Juan Carlos Maneglia mi parla così del luogo magico, il mercato 4 di Asunción, in cui è ambientato e da cui ha preso vita 7 Cajas , il film che ha girato a quattro mani con Tana Schémbori e che ha partecipato a circa centoventi festival in tutto il mondo, caso unico nella storia del cinema paraguagio e vinto premi praticamente ovunque, da quello per la miglior sceneggiatura allo Skip City International D-cinema Festival di Tokyo a quello del pubblico conseguito al Festival del Cinema Africano, Asiatico e Latino-Americano di Milano nel 2013, da quello per la miglior pellicola straniera in lingua spagnola, ottenuto durante la diciassettesima edizione del Premio Goya (2013), a quello per la sezione “Cinéma en Construction” al Festival di San Sebastian (2011), solo per citarne alcuni.
Un film sulle «distopie tipicamente paraguagie che emergono attraverso una lettura critica del nostro modo di pensare» dice Maneglia, che in questa forma di coscienza polemica vede il «sottofondo di impegno sociale che dà spessore a questa pellicola», alla quale dice di aver voluto dare «la struttura di un cinema di intrattenimento made in USA, che sappia divertire il pubblico con buoni e cattivi, inseguimenti spettacolari e sparatorie, e quant'altro», per rendere omaggio alle pellicole americane che vedeva da bambino.
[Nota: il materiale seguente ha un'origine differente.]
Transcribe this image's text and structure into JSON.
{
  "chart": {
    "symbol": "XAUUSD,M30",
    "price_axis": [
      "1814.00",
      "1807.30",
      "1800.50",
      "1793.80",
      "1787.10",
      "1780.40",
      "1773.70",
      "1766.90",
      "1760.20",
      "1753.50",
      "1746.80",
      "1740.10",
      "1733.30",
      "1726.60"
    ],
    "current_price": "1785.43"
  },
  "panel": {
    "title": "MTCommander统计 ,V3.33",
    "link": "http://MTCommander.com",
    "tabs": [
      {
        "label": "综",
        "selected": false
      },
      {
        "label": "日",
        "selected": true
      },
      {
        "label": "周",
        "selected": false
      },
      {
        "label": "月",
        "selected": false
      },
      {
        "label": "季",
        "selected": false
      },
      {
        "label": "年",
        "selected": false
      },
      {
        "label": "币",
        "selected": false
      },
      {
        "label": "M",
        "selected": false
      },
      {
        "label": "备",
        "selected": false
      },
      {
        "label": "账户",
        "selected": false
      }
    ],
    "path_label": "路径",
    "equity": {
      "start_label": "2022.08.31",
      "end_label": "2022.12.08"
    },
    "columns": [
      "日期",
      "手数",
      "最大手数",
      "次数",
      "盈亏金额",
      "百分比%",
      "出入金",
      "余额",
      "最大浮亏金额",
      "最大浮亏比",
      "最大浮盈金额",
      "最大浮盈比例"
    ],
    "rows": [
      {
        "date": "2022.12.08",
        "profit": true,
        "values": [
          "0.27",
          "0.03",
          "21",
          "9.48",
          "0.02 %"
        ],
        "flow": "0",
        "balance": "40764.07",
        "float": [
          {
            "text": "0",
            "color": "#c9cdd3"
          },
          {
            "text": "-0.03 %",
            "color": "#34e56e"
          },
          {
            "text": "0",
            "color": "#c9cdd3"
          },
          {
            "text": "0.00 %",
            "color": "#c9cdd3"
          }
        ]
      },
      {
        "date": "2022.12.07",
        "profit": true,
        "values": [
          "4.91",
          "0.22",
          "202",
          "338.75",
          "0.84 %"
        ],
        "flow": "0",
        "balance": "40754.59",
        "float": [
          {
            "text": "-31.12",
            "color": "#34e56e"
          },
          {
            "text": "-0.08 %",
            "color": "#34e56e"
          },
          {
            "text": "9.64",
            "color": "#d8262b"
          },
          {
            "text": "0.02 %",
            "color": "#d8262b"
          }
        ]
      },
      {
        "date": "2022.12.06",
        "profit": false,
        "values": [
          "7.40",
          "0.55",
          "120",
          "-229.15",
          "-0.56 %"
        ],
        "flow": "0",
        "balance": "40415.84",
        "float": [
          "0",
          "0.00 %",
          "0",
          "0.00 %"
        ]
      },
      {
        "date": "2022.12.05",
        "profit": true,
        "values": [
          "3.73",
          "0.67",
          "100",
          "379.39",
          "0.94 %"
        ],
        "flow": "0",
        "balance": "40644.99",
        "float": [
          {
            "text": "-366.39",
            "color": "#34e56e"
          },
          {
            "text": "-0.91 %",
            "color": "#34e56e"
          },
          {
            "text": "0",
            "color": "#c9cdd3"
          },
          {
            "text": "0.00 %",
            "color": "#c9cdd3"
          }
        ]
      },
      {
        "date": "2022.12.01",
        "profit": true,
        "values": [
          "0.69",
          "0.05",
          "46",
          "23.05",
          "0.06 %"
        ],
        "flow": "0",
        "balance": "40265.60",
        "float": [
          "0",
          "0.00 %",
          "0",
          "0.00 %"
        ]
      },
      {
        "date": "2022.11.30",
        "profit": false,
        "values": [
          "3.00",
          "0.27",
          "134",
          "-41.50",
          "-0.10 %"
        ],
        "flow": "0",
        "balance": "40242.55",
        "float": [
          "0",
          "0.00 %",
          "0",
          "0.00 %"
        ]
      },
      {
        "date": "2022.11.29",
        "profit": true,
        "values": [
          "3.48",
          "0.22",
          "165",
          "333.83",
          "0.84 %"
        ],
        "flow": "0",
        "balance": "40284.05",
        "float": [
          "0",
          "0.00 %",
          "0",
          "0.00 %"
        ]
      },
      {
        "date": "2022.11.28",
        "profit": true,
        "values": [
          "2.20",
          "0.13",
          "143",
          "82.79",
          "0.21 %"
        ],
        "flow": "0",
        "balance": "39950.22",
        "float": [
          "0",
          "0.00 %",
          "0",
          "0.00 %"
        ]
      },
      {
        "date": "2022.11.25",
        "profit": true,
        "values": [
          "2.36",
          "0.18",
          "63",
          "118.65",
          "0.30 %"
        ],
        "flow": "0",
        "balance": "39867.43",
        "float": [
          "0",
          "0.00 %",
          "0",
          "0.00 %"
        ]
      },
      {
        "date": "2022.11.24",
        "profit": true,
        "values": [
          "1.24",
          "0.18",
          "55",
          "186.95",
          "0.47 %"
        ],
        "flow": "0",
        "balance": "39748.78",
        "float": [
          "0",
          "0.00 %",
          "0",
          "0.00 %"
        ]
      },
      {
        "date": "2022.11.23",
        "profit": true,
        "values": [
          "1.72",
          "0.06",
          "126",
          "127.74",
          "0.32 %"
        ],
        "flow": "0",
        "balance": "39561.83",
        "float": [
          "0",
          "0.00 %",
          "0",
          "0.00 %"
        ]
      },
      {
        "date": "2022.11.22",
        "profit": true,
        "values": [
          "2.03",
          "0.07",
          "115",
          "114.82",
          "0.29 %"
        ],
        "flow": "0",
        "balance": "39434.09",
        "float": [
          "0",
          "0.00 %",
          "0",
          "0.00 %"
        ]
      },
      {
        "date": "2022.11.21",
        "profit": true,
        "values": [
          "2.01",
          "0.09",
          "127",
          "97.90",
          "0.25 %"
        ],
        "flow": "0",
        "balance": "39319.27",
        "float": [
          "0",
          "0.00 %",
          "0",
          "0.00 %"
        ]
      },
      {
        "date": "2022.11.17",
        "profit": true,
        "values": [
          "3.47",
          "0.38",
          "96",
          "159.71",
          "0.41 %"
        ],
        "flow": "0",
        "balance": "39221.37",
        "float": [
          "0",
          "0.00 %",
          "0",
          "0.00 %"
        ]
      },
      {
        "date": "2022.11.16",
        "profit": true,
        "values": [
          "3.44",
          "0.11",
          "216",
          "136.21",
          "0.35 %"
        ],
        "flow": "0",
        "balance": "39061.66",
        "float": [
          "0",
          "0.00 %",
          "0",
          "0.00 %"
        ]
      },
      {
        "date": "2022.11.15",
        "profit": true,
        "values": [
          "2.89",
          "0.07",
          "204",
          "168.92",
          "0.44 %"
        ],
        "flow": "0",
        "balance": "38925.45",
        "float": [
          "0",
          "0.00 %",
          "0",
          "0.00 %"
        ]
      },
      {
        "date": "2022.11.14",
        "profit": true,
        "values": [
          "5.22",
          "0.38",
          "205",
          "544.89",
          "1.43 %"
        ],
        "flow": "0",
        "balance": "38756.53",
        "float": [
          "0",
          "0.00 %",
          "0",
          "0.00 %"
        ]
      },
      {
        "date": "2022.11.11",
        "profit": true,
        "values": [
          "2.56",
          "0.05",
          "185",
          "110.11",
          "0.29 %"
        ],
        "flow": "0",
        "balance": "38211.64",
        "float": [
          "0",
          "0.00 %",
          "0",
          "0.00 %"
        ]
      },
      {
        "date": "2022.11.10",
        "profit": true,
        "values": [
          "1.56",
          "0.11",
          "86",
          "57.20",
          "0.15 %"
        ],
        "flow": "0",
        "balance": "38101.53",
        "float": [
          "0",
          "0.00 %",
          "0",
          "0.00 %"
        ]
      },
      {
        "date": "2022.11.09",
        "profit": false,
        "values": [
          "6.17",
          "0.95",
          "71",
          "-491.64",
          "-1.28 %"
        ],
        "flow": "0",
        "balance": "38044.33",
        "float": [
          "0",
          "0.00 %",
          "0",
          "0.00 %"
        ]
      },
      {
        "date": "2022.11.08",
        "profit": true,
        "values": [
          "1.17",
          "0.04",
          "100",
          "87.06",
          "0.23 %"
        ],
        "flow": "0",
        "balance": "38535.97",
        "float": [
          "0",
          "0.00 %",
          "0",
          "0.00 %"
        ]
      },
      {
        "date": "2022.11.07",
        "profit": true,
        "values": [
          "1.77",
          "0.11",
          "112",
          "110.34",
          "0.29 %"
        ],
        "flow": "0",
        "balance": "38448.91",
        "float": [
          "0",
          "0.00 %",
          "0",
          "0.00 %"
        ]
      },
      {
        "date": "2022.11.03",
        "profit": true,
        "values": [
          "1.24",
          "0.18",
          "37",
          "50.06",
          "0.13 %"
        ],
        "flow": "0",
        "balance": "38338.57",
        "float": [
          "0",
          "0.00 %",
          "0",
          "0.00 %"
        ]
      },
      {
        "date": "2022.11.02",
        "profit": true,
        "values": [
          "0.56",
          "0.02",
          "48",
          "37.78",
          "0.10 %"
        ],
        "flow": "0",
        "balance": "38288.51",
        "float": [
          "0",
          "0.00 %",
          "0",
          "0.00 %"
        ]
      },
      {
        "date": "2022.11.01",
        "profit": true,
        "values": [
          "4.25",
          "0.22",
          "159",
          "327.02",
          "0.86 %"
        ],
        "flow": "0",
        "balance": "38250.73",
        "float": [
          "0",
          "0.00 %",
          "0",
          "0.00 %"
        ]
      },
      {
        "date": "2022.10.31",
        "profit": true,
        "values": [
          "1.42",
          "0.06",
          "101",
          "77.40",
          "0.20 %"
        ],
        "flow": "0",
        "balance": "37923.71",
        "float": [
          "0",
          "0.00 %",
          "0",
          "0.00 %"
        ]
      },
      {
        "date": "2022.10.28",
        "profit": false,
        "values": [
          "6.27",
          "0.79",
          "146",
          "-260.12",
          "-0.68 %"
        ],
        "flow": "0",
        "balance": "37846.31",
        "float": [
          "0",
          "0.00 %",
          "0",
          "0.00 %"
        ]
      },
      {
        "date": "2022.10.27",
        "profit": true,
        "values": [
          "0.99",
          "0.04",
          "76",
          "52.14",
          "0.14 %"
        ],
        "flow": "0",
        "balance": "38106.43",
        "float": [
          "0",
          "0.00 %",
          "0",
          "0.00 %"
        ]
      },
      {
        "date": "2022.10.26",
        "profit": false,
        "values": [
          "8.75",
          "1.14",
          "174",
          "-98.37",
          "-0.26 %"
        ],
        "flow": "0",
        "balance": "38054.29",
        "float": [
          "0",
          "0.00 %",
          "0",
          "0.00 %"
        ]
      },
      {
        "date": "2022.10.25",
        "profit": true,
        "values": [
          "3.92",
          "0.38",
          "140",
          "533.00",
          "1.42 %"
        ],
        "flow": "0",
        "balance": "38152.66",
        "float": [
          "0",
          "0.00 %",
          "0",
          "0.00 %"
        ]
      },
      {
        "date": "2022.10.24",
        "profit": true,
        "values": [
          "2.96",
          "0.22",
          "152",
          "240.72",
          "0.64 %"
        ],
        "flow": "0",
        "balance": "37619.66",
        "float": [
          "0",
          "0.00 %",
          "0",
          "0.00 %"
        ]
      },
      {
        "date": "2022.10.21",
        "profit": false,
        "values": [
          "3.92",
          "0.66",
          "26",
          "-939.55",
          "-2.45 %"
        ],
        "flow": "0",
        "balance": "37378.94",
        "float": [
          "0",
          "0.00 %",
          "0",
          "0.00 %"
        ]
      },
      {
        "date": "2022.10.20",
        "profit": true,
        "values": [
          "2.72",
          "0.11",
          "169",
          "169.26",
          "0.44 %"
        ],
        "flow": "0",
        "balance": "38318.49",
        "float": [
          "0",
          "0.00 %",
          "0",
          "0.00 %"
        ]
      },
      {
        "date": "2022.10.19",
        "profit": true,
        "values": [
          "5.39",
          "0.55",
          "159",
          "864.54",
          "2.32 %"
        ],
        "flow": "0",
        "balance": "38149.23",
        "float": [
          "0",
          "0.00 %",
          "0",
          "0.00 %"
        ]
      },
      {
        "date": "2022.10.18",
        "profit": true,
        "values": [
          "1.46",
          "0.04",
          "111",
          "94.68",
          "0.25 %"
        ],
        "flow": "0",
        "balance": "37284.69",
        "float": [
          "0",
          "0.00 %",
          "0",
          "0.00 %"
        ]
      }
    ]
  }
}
Siamo nel 1995, Victor ha 17 anni, lavora come carretillero nel Mercado 4, sogna ad occhi aperti di diventare un divo del cinema, e crede che un cellulare con videocamera, con cui riprendersi, lo possa far sentire più vicino al suo sogno, più “attore”. Per poterne acquistare uno accetterà di far fuoriuscire dalla bottega del macellaio Don Dario sette casse che non devono essere trovate dalla polizia (quelle che danno titolo al film) dietro promessa del pagamento di cento dollari alla riconsegna.
Nelson, l'antagonista, invece è un carretillero più anziano di Victor alla ricerca di denaro per comprare le medicine al figlio malato. Un uomo disperato che tenterà con ogni mezzo di sottrarre le casse e la ricompensa a Victor, anche a costo di commettere crimini e omicidi, di ordire agguati e inseguimenti, dando vita a una storia di persecuzione e caccia all'uomo ricca di colpi di scena ed elementi di thrilling.
Sulla base di un disegno del tutto consapevole, poi, Maneglia e Schembori scelgono di declinare questi elementi secondo una sensibilità profondamente nazionale, paraguagia sin nel midollo: «Immagina una scena di inseguimento dei film americani, con la stessa velocità e con lo stesso tipo di montaggio ritmico, ma al posto delle loro auto mettici le nostre carretillas e al posto delle loro super strade mettici i vicoletti e gli spazi ingombri del Mercado 4».
E come in ogni film “di inseguimenti e sparatorie” che si rispetti la chiusa è a dir poco epica, la classica sparatoria finale dei polizieschi e western americani, ma improntata a questa epicità minore e dolente, estremamente paraguagia che investe un po' tutta l'opera, in base alla quale in luogo di cowboy muscolari e gangster coriacei ritroviamo paraguagi smagriti in ciabatte infradito e poliziotti annoiati, che alla pistola preferiscono le empanadas.
La cosa interessante è che questa voglia di divertire, questa propensione al cinema d'azione non diventa mai per Maneglia e Schembori la scusante per cedere a leggerezza o disimpegno, anzi pur in questa propensione azionistica dichiarata, restano saldamente ancorati alla propria volontà di disamina sociale di un paese così diseguale al suo interno come il Paraguay, e ce lo restituiscono attraverso una bella galleria di ritratti, umani e agri, dolenti , ridicoli o famelici.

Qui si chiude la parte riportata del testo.